Understudied drugs will be administered to children per standard of care as prescribed by their treating caregiver and only biological sample collection during the time of drug administration will be involved. A total of approximately 7000 children aged \<21 years who are receiving these drugs for standard of care will be enrolled and will be followed for up a maximum of 90 days. The goal of this study is to characterize the pharmacokinetics of understudied drugs for which specific dosing recommendations and safety data are lacking. The prescribing of drugs to children will not be part of this protocol. Taking advantage of procedures done as part of routine medical care (i.e. blood draws) this study will serve as a tool to better understand drug exposure in children receiving these drugs per standard of care. The data collected through this initiative will also provide valuable pharmacokinetic and dosing information of drugs in different pediatric age groups as well as special pediatric populations (i.e. obese).

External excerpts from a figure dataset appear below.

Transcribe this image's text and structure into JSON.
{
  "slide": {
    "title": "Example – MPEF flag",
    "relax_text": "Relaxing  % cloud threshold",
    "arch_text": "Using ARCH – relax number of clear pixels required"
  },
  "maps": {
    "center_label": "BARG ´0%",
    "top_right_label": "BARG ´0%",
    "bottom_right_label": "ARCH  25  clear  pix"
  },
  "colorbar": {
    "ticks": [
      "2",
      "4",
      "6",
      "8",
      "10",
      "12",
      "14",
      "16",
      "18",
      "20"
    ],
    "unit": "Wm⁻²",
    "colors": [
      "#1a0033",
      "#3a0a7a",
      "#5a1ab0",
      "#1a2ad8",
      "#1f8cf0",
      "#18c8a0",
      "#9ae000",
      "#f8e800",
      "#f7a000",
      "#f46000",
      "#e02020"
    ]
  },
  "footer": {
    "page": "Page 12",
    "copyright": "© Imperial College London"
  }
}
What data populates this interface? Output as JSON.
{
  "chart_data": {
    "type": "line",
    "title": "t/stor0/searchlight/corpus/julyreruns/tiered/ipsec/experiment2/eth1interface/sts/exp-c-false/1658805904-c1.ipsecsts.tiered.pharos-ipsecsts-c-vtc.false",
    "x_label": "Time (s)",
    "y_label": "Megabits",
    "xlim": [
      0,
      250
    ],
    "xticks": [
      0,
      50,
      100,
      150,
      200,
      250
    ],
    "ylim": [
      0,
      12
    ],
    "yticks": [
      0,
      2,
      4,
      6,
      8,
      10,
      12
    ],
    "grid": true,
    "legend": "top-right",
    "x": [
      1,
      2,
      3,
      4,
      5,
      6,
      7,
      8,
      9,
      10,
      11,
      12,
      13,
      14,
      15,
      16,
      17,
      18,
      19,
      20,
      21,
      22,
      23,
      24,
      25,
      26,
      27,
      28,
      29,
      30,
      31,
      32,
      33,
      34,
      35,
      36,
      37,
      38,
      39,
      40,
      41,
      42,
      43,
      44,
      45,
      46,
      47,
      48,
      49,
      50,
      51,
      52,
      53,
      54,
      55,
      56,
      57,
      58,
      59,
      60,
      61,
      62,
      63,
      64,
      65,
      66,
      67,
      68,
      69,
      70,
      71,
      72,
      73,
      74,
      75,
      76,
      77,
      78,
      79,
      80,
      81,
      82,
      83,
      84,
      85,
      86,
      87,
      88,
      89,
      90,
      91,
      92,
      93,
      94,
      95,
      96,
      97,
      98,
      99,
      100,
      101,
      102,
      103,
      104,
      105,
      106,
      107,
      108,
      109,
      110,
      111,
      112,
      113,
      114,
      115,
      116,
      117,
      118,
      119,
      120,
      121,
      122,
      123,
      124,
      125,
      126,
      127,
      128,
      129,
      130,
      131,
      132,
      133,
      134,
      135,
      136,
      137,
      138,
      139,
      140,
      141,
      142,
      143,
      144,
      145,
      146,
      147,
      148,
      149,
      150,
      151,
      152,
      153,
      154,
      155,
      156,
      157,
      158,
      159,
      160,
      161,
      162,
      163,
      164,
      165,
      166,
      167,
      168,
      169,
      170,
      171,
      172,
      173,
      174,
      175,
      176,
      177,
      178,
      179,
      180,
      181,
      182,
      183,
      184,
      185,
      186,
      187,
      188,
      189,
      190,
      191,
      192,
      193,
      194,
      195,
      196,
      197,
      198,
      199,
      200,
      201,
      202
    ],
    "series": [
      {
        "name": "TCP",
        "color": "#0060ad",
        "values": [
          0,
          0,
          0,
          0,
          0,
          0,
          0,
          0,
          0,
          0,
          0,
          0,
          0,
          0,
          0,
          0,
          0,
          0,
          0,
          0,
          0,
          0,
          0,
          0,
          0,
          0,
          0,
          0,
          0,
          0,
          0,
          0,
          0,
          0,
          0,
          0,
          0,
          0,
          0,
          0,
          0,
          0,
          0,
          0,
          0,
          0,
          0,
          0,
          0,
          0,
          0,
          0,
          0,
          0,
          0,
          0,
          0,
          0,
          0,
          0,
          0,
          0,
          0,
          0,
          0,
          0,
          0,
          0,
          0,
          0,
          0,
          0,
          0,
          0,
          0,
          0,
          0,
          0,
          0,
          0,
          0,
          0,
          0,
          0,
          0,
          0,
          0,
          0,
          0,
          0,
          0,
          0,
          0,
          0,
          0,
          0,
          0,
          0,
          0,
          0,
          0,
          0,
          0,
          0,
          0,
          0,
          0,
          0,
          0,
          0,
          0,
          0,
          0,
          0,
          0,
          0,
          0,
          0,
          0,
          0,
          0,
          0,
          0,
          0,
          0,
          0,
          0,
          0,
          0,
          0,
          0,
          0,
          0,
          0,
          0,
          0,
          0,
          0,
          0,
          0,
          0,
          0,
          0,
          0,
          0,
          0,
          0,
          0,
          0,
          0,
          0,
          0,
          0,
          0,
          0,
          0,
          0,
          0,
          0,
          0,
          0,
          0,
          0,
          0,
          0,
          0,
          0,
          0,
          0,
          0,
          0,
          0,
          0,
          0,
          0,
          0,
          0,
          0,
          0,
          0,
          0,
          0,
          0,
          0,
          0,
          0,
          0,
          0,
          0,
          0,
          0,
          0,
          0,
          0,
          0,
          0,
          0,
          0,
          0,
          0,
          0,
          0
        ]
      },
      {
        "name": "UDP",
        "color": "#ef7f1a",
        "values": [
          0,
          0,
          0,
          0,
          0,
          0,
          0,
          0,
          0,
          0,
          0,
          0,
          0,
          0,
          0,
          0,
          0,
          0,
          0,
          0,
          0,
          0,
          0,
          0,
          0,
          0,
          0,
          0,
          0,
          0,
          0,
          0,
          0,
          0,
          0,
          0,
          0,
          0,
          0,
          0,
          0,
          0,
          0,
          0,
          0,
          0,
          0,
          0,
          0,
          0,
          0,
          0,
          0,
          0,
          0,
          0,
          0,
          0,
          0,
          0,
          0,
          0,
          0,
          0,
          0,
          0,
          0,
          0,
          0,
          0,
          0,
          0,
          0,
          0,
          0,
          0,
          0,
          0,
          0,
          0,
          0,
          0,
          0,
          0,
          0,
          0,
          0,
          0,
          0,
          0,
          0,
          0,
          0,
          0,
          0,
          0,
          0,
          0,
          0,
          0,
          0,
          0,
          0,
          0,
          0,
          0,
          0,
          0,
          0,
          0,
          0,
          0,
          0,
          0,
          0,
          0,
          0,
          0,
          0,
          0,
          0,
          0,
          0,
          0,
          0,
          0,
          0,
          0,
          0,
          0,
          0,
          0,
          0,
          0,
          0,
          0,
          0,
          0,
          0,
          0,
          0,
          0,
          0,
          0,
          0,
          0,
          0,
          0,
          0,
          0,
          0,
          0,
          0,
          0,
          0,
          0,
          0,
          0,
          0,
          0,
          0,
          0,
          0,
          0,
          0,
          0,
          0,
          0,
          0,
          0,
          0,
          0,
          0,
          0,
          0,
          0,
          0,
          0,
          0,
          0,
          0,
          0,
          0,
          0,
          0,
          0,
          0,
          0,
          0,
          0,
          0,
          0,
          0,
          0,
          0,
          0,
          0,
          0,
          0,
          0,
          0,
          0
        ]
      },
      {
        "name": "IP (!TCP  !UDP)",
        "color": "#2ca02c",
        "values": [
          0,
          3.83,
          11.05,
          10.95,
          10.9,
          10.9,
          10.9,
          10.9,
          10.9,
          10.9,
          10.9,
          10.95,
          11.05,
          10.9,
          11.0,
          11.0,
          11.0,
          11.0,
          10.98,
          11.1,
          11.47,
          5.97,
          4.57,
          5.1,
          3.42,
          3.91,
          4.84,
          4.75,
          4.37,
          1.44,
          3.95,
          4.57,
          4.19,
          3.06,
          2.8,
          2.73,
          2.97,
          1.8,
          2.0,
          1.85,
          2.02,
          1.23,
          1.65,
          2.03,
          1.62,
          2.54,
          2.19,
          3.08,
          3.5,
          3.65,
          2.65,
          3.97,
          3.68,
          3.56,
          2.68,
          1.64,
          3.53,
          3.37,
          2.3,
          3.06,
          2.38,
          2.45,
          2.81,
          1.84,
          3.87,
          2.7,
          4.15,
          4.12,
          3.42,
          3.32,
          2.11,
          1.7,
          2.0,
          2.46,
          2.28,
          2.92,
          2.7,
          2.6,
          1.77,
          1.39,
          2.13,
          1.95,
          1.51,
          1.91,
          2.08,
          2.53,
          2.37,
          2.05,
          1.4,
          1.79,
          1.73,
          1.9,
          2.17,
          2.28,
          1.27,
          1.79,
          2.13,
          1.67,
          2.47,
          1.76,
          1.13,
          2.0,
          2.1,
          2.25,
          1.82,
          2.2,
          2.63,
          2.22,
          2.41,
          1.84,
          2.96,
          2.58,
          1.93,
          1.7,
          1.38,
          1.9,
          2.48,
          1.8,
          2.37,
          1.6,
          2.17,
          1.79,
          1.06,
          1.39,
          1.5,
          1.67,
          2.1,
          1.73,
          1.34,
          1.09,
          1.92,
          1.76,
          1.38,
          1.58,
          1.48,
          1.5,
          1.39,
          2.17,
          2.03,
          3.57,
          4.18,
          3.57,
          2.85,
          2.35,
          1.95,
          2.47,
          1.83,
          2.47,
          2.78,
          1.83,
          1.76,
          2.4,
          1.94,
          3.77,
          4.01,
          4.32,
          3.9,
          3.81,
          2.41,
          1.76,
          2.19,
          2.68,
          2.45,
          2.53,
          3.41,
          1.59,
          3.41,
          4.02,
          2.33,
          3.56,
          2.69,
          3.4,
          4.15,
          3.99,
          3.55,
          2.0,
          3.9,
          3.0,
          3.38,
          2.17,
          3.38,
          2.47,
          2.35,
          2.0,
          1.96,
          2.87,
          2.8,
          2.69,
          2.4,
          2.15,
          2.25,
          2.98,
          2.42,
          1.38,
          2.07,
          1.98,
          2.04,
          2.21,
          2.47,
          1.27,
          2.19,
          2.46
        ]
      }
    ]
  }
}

The purpose of this study is to characterize the PK ( Pharmacokinetics) of understudied drugs administered to children per standard of care as prescribed by their treating caregiver. This will be accomplished by the collection of biological samples during the time of drug administration per standard of care as prescribed by the caregiver. The prescribing of drugs to children will not be part of this protocol. Aim #1: Evaluate the PK of understudied drugs currently being administered to children. Hypothesis #1: The PK of understudied drugs in children will differ from adults and within children according to pediatric age groups or special population. Aim #2: Explore the pharmacodynamics (PD) of understudied drugs currently being administered to children. Hypothesis #2: The PD of targeted drugs in children will differ from adults. Aim #3: Evaluate the influence of genetic factors, metabolic and protein profiles on therapeutic exposure. Hypothesis #3: Genetic polymorphisms in drug metabolizing enzymes and metabolic and proteomic profiles will impact drug exposure in children.